Shares are heading south rapidly after an unexpected drop in US service sector figures. The Institute of Supply Management said its index of non-manufacturing had plunged to 41.9 in January from 54.4 the month before. Analysts had been expecting a figure of around 53. Anything below 50 indicates recession.
And that fear has spooked the market. The FTSE 100 is now down 124 points to 5902.2, and Wall Street is forecast to open sharply lower.
Rob Carnell of ING said: "We do not normally pay too much attention to the non-manufacturing ISM. But the decline in this survey is so dramatic this month, that it definitely warrants a response.
"If this survey is telling us anything, it is that current spending by US households has weakened substantially, hinting at some very weak retail sales figures next week.
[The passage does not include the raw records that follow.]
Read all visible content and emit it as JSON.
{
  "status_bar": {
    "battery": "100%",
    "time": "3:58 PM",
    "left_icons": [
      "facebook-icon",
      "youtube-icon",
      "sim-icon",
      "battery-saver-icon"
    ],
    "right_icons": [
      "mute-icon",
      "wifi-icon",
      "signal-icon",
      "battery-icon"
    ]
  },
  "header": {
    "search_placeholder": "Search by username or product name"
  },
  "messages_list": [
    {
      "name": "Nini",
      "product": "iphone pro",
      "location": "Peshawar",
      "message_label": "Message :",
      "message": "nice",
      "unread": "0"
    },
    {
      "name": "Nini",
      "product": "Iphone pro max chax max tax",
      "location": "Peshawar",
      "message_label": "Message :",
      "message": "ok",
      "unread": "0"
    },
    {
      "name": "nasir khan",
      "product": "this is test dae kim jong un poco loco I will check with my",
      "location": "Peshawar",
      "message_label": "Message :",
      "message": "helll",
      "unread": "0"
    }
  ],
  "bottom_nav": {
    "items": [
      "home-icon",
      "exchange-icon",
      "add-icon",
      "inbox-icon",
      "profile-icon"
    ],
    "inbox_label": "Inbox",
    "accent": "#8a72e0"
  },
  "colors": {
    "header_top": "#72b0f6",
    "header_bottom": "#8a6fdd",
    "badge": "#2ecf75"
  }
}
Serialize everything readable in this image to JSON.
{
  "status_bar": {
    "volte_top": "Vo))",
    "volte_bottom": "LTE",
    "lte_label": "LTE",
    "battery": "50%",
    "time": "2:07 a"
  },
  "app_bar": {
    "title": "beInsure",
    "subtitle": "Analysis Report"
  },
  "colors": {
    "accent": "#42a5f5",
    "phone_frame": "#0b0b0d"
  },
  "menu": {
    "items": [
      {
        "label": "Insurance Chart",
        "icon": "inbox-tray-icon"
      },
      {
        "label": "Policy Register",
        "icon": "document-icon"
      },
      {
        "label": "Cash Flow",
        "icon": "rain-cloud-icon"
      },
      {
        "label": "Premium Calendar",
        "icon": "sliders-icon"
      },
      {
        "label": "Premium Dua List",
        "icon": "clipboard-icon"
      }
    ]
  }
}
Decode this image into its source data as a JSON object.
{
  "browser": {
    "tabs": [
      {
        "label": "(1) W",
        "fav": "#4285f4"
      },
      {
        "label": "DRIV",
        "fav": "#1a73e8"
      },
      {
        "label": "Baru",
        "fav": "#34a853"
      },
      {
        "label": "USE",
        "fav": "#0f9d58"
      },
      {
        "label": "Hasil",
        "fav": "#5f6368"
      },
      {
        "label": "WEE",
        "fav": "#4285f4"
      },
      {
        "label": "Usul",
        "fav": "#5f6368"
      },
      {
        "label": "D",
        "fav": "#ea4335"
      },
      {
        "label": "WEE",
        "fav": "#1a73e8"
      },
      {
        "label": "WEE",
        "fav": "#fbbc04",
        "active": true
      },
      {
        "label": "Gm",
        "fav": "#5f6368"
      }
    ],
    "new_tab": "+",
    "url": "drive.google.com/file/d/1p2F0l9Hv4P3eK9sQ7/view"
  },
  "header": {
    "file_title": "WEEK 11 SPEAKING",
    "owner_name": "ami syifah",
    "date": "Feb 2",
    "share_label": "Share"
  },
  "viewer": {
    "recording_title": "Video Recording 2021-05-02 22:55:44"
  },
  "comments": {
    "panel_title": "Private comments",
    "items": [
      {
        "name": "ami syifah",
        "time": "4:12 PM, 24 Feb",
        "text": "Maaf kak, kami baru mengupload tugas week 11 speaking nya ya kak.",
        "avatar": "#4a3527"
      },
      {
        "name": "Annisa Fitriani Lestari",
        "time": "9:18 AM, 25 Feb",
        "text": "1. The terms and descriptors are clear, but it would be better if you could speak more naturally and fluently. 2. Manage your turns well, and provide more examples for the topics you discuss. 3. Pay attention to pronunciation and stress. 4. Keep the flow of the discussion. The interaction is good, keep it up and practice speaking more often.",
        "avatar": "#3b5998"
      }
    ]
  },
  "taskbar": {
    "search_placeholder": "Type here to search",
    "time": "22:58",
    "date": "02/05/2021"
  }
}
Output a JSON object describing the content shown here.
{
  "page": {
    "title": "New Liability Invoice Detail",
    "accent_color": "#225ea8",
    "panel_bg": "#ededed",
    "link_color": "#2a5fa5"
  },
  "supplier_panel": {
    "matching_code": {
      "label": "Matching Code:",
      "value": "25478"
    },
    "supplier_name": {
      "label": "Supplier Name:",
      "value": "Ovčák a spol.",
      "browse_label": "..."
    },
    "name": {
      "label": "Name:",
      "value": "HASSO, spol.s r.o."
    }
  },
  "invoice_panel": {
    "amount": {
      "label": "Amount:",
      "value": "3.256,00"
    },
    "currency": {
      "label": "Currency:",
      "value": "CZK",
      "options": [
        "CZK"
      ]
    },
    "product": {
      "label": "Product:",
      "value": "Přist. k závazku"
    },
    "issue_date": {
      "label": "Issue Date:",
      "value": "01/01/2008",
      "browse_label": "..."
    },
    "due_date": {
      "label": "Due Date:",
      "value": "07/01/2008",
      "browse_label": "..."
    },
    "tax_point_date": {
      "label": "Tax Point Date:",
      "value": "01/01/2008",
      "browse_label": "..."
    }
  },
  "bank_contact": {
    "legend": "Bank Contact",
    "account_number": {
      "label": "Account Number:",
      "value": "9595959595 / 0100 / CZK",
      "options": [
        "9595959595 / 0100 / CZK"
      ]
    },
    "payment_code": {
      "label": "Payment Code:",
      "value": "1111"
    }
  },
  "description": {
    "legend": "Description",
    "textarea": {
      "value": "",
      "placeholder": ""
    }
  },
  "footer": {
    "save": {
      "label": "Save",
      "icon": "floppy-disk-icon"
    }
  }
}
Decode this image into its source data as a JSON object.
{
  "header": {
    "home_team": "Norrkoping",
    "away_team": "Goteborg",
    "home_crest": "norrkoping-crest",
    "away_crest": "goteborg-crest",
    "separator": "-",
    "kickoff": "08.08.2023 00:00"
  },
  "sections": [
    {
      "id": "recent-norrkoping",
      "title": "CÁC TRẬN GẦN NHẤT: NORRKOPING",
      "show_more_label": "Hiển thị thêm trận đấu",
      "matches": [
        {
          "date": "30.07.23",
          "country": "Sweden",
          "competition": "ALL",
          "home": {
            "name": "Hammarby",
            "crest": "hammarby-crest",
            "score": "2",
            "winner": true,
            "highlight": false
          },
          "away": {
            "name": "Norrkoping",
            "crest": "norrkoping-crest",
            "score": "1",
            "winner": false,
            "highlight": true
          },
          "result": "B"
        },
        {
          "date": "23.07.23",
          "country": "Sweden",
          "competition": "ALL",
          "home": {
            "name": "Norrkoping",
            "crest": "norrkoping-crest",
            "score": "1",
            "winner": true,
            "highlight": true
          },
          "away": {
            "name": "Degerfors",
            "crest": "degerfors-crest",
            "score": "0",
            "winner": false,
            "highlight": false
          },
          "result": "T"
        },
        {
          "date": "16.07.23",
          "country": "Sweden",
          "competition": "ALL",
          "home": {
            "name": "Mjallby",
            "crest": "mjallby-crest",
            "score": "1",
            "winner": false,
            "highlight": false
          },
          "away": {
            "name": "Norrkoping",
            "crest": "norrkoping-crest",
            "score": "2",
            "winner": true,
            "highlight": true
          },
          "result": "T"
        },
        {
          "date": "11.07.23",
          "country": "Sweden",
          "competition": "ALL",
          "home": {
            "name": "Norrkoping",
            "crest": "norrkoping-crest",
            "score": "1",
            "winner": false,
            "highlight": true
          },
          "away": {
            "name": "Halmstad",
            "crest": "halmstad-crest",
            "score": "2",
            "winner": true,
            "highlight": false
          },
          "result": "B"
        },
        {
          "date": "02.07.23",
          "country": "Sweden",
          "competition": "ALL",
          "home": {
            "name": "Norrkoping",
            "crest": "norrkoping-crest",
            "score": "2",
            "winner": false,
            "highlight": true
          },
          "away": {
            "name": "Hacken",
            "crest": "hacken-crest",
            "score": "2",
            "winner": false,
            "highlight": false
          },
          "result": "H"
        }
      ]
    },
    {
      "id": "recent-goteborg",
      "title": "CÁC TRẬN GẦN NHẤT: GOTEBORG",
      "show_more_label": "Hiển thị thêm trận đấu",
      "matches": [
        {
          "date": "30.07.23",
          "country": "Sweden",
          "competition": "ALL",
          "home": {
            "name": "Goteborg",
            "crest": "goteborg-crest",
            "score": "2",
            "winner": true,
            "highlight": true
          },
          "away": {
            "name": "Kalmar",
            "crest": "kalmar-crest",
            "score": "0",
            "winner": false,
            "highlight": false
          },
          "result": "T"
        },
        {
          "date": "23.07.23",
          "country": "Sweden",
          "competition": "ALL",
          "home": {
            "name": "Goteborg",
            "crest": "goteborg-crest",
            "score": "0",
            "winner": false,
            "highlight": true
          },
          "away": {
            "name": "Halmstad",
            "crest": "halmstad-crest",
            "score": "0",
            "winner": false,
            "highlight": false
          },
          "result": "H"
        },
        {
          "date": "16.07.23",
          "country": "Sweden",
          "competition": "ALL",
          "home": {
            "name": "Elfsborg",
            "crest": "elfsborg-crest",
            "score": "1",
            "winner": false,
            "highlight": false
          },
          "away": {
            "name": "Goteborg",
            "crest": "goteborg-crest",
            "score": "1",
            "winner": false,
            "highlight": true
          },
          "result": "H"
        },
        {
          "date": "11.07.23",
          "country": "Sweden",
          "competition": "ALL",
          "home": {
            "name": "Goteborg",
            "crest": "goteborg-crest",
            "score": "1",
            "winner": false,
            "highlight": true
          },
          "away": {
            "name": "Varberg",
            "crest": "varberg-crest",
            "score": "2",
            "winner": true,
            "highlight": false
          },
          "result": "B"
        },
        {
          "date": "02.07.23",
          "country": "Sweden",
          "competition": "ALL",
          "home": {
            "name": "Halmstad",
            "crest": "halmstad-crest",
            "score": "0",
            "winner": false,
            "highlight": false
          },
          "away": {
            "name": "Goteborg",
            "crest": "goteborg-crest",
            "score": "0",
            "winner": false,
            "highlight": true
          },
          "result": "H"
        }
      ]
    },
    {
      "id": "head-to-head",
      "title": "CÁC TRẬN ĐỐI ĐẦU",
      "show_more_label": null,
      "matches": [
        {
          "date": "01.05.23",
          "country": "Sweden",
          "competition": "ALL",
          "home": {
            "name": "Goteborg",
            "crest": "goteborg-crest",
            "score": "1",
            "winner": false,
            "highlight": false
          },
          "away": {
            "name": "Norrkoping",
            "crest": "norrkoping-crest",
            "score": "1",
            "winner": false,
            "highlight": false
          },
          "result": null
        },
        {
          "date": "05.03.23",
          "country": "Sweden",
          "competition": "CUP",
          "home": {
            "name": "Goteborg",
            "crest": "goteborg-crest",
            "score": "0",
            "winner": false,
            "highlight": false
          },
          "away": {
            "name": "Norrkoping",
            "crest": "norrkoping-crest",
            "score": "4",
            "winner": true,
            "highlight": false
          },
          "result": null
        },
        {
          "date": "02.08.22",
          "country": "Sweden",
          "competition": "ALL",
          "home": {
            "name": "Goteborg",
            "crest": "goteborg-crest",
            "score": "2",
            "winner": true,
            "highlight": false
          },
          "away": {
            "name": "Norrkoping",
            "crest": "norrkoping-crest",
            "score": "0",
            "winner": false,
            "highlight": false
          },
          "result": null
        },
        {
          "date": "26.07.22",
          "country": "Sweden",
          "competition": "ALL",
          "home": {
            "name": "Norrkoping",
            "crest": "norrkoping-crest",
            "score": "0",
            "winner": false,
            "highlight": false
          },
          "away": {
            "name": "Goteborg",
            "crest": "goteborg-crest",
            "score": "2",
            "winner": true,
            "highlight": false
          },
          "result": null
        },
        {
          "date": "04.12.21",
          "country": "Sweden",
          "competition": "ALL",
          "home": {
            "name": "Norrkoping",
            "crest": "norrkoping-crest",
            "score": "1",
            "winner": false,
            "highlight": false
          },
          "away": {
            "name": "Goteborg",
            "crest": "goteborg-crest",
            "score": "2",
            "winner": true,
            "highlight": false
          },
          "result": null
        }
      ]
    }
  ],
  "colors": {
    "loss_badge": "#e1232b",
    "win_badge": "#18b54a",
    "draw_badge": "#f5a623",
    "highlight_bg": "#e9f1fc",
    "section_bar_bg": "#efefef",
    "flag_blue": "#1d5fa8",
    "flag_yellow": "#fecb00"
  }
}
"It is also worth bearing in mind that in terms of employment and output, the
non-manufacturing sector dwarfs the manufacturing sector, so is a more worrying
development that more than offsets last week's good manufacturing news.
"The Fed might want to move rates in smaller steps at future meetings, but if the macro environment is deteriorating as fast and as far as this survey suggests, then markets may not allow them that luxury."
Back on this side of the pond, property groups are lower after HSBC moved to underweight on all the sector's companies.
HSBC said: "We downgrade Land Securities (target price: 1,565p, from 1,850p), Brixton (target price: 275p, from 425p) and SEGRO (target price: 450p, from 580p) from overweight, and Hammerson (target price: 765p, from 1,230p) and British Land (target price: 945p, from 1,160p) from neutral. We reiterate our underweight on Liberty International (target price: 750p, from 960p)."
Among the few risers in the FTSE 100 is Cadbury Schweppes, up 1p to 568p after an upgrade from JP Morgan.